The party was indeed canceled by the organizers at significant expense to themselves. This gesture went along way in quelling the collective anger of the Bay Area Native community. They did take responsibility and did the right thing, including providing an open forum to listen to the feelings of the Native community. For this, they have my respect.

In response to LoveShopper's statement that the practice of cultural appropriation is done with the intent of honoring, I would suggest that LoveShopper spend some time reading the numerous examinations of this phenomena on this very blog.

In short, if a person really does intend to honor a given people, then what would we expect this person's response to be when they find that the people that they intend to honor do not see the gesture in the same way? If the "honored" people object to the gesture, then shouldn't the feeling of honor immediately translate to honoring the wishes and feelings of the "honored" people? It seems elementary. But if the feeling of honor does not translate to honoring the honoree's feelings, then its probably safe to question whether "honoring" was really the original intent.

In the case of Visionary Village, this is exactly what happened. The original intent to honor, however misguided it was, quickly translated to respecting the wishes of the "honored" community. As such, its probably safe to assume that their intentions probably were honorable. But how often do these type of situations play out in this way? Almost never. This is why Burning Man has the reputation for unabashed and unapologetic cultural appropriation.

the people said...

Wearing something you think is cool is not what honour means. That's an extraordinarily shallow understanding of honour.

Anonymous said...

What? You're crazy! Of course it's honorable to put on a leather headdress! Hang on a sec, lemme get my ass back to LA and to that Porn Studio that was doing Big Wampum Chief Little Cock, Part #5 and let them know our homage to Native American sexuality is off the table.

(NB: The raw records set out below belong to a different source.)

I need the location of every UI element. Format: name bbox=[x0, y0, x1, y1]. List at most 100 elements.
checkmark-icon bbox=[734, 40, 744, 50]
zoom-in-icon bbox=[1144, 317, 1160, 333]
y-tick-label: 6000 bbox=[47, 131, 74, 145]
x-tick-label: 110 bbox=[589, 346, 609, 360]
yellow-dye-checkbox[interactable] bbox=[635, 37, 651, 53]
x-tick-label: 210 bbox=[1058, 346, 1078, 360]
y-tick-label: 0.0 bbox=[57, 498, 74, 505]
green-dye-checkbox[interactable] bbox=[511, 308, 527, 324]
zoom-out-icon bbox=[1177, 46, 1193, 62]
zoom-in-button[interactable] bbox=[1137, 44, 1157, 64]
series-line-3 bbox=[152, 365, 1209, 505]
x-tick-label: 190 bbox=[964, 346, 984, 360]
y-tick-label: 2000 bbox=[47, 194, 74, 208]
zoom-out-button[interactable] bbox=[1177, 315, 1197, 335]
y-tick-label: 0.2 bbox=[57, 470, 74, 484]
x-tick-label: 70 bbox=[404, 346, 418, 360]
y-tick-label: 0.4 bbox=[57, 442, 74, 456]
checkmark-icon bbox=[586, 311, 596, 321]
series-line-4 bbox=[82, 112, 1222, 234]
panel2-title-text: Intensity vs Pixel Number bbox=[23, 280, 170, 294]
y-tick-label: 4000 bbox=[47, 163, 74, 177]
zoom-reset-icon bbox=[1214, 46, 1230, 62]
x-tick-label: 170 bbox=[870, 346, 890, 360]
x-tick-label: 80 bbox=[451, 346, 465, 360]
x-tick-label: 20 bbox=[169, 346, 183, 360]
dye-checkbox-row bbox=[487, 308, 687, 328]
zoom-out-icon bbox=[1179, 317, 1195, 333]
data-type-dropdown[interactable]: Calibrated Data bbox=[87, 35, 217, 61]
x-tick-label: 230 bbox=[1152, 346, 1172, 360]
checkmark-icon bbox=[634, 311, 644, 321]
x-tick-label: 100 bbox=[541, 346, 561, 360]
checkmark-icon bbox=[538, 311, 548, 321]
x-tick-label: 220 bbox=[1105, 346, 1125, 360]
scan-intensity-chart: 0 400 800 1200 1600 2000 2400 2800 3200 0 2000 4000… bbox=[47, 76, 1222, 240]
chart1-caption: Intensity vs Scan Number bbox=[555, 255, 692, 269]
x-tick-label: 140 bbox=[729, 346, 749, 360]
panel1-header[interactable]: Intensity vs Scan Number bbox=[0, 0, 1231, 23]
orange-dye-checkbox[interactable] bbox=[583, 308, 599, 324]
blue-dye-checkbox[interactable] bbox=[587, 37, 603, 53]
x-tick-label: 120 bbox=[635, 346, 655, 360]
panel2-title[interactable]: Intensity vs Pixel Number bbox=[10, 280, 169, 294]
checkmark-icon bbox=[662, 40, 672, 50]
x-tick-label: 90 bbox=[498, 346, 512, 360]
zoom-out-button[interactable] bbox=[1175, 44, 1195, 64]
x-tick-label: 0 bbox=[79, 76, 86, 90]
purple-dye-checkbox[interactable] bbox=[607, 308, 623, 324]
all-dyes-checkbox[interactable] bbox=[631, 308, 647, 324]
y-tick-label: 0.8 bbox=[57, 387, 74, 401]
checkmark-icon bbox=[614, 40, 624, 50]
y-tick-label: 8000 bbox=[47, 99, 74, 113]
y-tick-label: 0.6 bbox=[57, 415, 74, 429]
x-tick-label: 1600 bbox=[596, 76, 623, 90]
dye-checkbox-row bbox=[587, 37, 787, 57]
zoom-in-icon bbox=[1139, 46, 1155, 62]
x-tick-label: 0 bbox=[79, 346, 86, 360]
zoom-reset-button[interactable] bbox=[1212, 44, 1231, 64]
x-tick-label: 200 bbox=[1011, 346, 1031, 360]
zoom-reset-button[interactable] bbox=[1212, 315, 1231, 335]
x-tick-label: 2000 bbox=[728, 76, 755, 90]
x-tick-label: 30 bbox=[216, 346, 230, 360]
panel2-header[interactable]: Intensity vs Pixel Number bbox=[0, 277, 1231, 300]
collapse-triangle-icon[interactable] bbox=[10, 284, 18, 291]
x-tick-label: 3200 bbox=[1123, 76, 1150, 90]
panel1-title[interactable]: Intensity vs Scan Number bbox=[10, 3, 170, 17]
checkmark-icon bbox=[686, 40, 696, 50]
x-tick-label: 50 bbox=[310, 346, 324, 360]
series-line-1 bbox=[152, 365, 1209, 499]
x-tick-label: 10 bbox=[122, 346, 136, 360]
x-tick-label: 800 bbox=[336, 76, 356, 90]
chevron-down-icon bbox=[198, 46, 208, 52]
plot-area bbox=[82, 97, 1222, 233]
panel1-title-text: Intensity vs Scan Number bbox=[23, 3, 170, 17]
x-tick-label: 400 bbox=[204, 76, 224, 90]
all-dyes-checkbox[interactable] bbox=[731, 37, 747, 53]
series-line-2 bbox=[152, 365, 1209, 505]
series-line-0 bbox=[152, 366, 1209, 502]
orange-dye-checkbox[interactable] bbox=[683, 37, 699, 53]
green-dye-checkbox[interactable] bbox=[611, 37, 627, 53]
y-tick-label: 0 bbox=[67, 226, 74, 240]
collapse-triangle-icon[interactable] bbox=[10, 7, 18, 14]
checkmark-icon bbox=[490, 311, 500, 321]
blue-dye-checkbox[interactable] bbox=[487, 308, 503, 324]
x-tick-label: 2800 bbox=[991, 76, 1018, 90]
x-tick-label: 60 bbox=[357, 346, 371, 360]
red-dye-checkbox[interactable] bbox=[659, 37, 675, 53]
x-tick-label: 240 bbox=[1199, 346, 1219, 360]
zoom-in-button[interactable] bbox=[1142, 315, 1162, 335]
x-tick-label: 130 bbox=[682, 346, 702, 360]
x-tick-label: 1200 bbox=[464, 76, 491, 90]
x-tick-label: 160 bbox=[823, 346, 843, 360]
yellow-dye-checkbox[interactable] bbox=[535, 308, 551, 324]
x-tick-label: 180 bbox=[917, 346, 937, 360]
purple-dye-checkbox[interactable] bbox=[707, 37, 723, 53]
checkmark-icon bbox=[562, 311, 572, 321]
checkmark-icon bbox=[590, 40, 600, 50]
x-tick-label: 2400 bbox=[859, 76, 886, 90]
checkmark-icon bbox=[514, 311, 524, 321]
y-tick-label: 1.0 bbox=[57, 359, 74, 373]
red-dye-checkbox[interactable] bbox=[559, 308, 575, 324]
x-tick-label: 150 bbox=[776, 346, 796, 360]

Admittedly, we couldn't get any real Native peoples to act - they seem to be much more interested in organizing casinos for their tribes off in the desert or on reservation land to bilk stupid white people out of their money. So we had to use Mexicans in deerskin thongs.

Really, I think the issue wasn't so much of the Burners being twits about cultural issues (seriously, the last time Burners held a Geisha party, I don't remember the Japanese-American foundation shitting a kitten) but rather the touchiness of the locals in a politcally-correct arena.

The Cleveland Indians are still the Cleveland Indians because people in Cleveland don't give a shit. However, this was held in the Great White Guilt center of America - San Francisco. This was low-hanging fruit for the "activists", and easy to play whack-a-mole with these guys.

Rob said...

The majority of tribes don't have casinos, Anonymous. Many of those that do aren't getting rich from them. Try not to indulge in unnecessary stereotypes, okay? ;-)

Rob said...

Good intentions don't necessarily produce good results, Love Shopper. For my full response to your comments, see "Go Native" Party Was an Honor?

Saturday Night said...


I actually attended the community meeting that replaced the original party on that Saturday night.

The fact that this party was intended as an 'honor' does not mean that it was not incredibly insulting.

Quite frankly, what a lot of non-native people seem to think of as 'honoring' comes across to indigenous people as something different entirely. People who really do want to 'honor' native people should think about why.

The fact that the person who designed the flyer is a mixed race (Asian, Black and Native) Canadian (not American, as he stated repeatedly ) does not confer a pass on the offensiveness of the flyer to bay area native people.

I also agree with gazelbe, the fact that it was billed as an NAC 'fundraiser' really set people off.